There have been 50 reported glacial lake outbursts since the 1930s. The worst disaster was the 1981 Cirenmaco glacier lake flood, which killed 200 people and washed away the China-Nepal Friendship Bridge, resulting in US$3 million worth of damage.

More recently, last week, a glacier in north-eastern Afghanistan burst and flooded the Panjshir River basin, killing at least ten people. The floodwater triggered landslides as it carved through the valley and damaged 56 houses, washed out two bridges, wrecked a highway, broke an irrigation canal, and swamped farmland, according to an internal report from the International Center for Integrated Mountain Development (ICIMOD), an intergovernmental agency based in Nepal. That same week, a glacier in western China released 35 million cubic meters - or 14,000 Olympic swimming pools fresh water into the Yarkant River basin, prompting evacuations, Greenpeace East Asia reported. Both disasters struck in places that are not traditionally at risk for glacial outbreak floods, but catastrophes like these seemed poised to become the new normal.

These kinds of floods are increasing in frequency and tend to occur at lower altitudes, where glaciers often sit closer to civilization, said Arun Shrestha, the regional program manager for river basins and cryosphere at ICIMOD.
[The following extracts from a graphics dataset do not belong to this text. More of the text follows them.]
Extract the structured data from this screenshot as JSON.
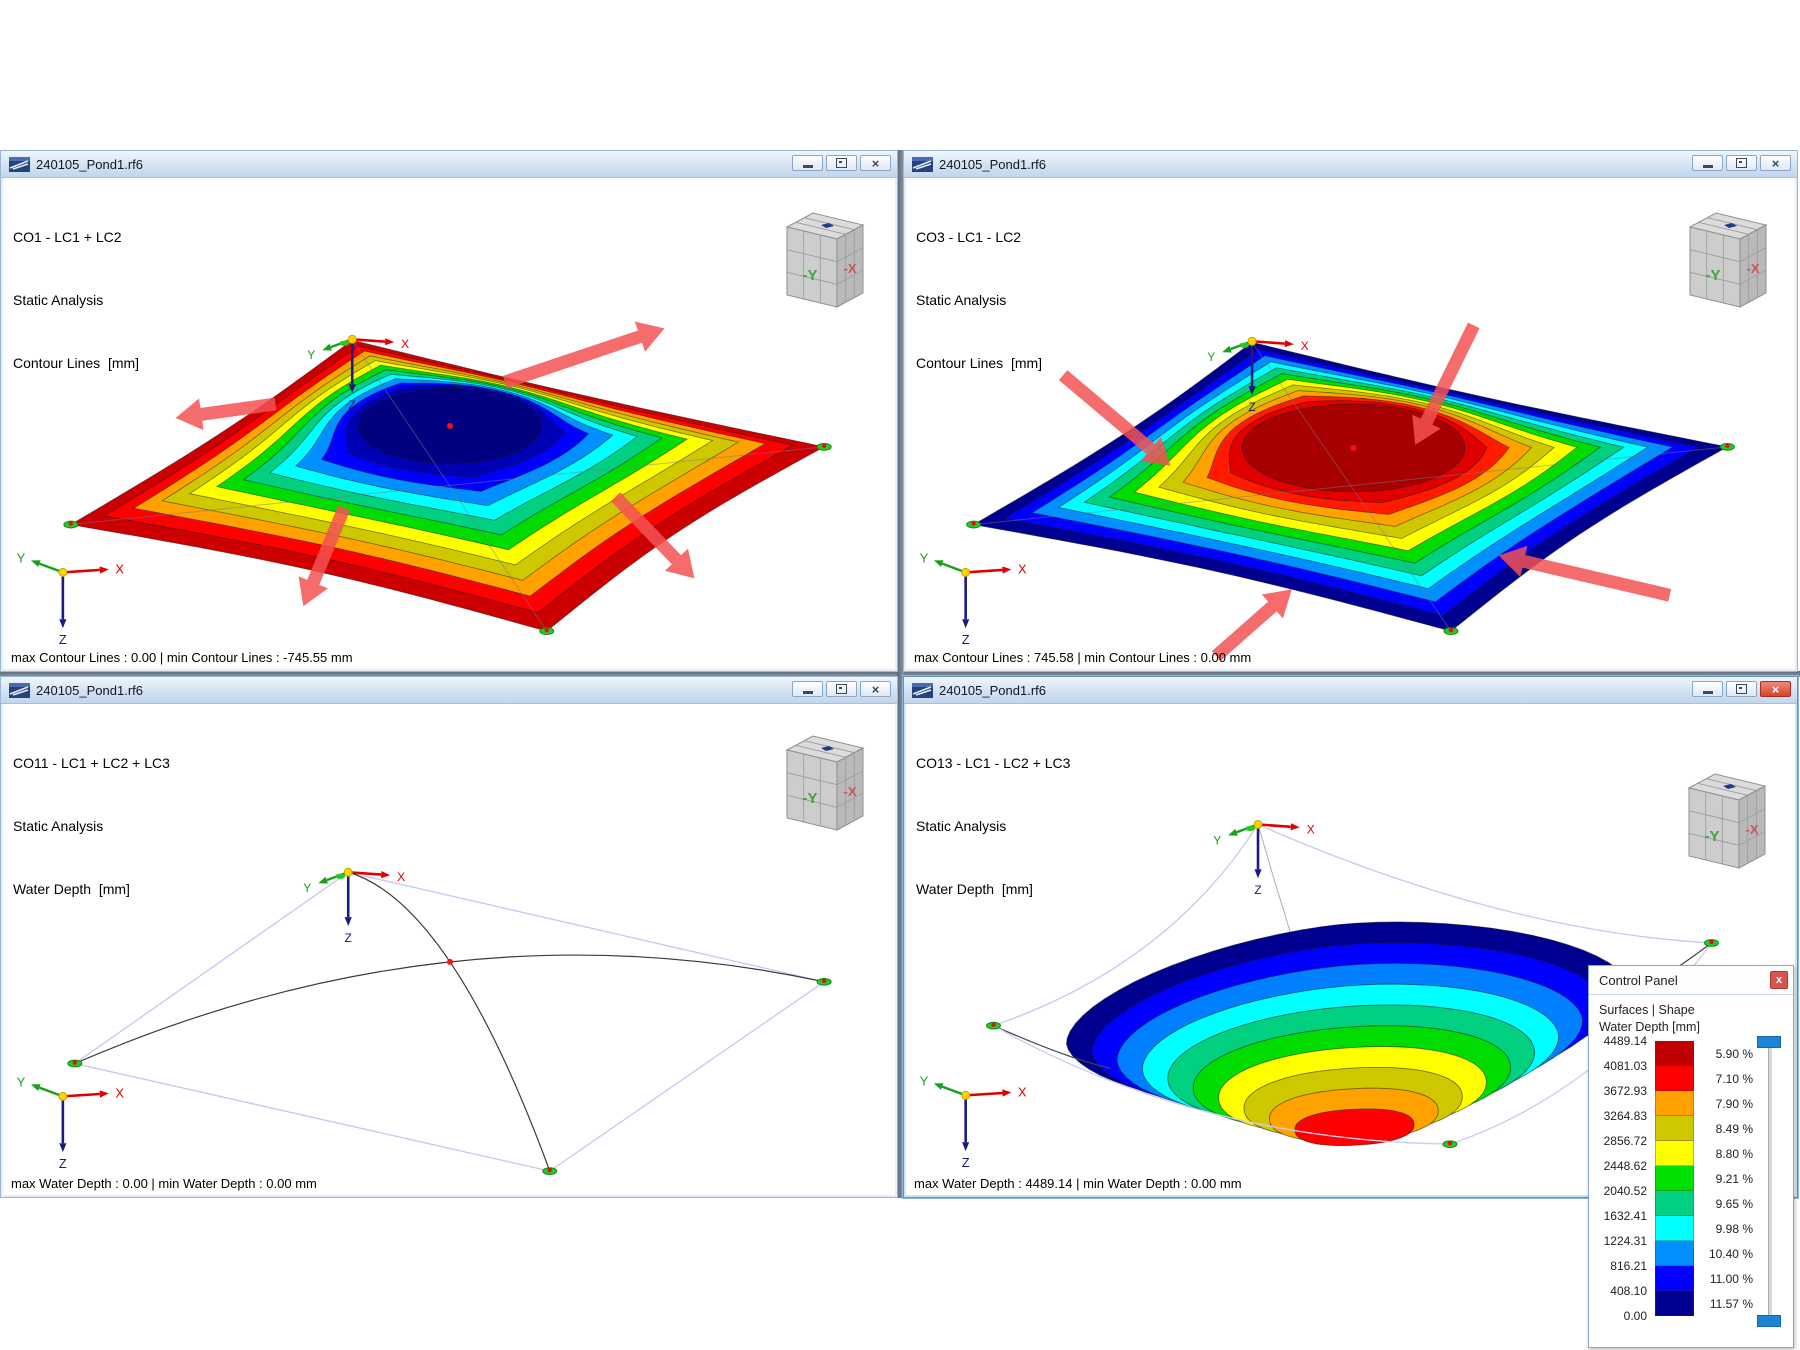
{
  "app": {
    "file_title": "240105_Pond1.rf6"
  },
  "windows": [
    {
      "combo": "CO1 - LC1 + LC2",
      "analysis": "Static Analysis",
      "result": "Contour Lines  [mm]",
      "status": "max Contour Lines : 0.00 | min Contour Lines : -745.55 mm"
    },
    {
      "combo": "CO3 - LC1 - LC2",
      "analysis": "Static Analysis",
      "result": "Contour Lines  [mm]",
      "status": "max Contour Lines : 745.58 | min Contour Lines : 0.00 mm"
    },
    {
      "combo": "CO11 - LC1 + LC2 + LC3",
      "analysis": "Static Analysis",
      "result": "Water Depth  [mm]",
      "status": "max Water Depth : 0.00 | min Water Depth : 0.00 mm"
    },
    {
      "combo": "CO13 - LC1 - LC2 + LC3",
      "analysis": "Static Analysis",
      "result": "Water Depth  [mm]",
      "status": "max Water Depth : 4489.14 | min Water Depth : 0.00 mm"
    }
  ],
  "axis_labels": {
    "x": "X",
    "y": "Y",
    "z": "Z"
  },
  "nav_cube": {
    "front": "-Y",
    "right": "-X"
  },
  "glyphs": {
    "close": "×",
    "panel_close": "x"
  },
  "control_panel": {
    "title": "Control Panel",
    "category": "Surfaces | Shape",
    "quantity": "Water Depth [mm]",
    "values": [
      "4489.14",
      "4081.03",
      "3672.93",
      "3264.83",
      "2856.72",
      "2448.62",
      "2040.52",
      "1632.41",
      "1224.31",
      "816.21",
      "408.10",
      "0.00"
    ],
    "percents": [
      "5.90 %",
      "7.10 %",
      "7.90 %",
      "8.49 %",
      "8.80 %",
      "9.21 %",
      "9.65 %",
      "9.98 %",
      "10.40 %",
      "11.00 %",
      "11.57 %"
    ],
    "scale_colors": [
      "#c00000",
      "#ff0000",
      "#ffa200",
      "#cfc800",
      "#ffff00",
      "#00e000",
      "#00d080",
      "#00ffff",
      "#0090ff",
      "#0000ff",
      "#000090"
    ]
  },
  "colors": {
    "surface_scale_down": [
      "#cc0000",
      "#ff0000",
      "#ffa200",
      "#cfc800",
      "#ffff00",
      "#00dc00",
      "#00d080",
      "#00ffff",
      "#0090ff",
      "#0000ff",
      "#0000b4",
      "#000080"
    ],
    "surface_scale_up": [
      "#000090",
      "#0000ff",
      "#0090ff",
      "#00ffff",
      "#00d080",
      "#00dc00",
      "#ffff00",
      "#cfc800",
      "#ffa200",
      "#ff1a00",
      "#e00000",
      "#a60000"
    ],
    "bowl_bands": [
      "#000090",
      "#0000ff",
      "#0080ff",
      "#00ffff",
      "#00d080",
      "#00dc00",
      "#ffff00",
      "#cfc800",
      "#ffa200",
      "#ff0000"
    ],
    "load_arrow": "rgba(243,82,82,0.85)",
    "axis_x": "#e00000",
    "axis_y": "#18a018",
    "axis_z": "#1a1a80"
  }
}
ICIMOD is now setting the groundwork for the tricky process of mapping and assessing Afghanistan’s glaciers for hazards. Because of the vast number and immense isolation of glaciers, most of the analysis needs to be done by locals trained in the proper methodology and assisted by remote sensing, The Vice reported.

Further field work is urgently needed to evaluate the risks of glacial lake outburst floods.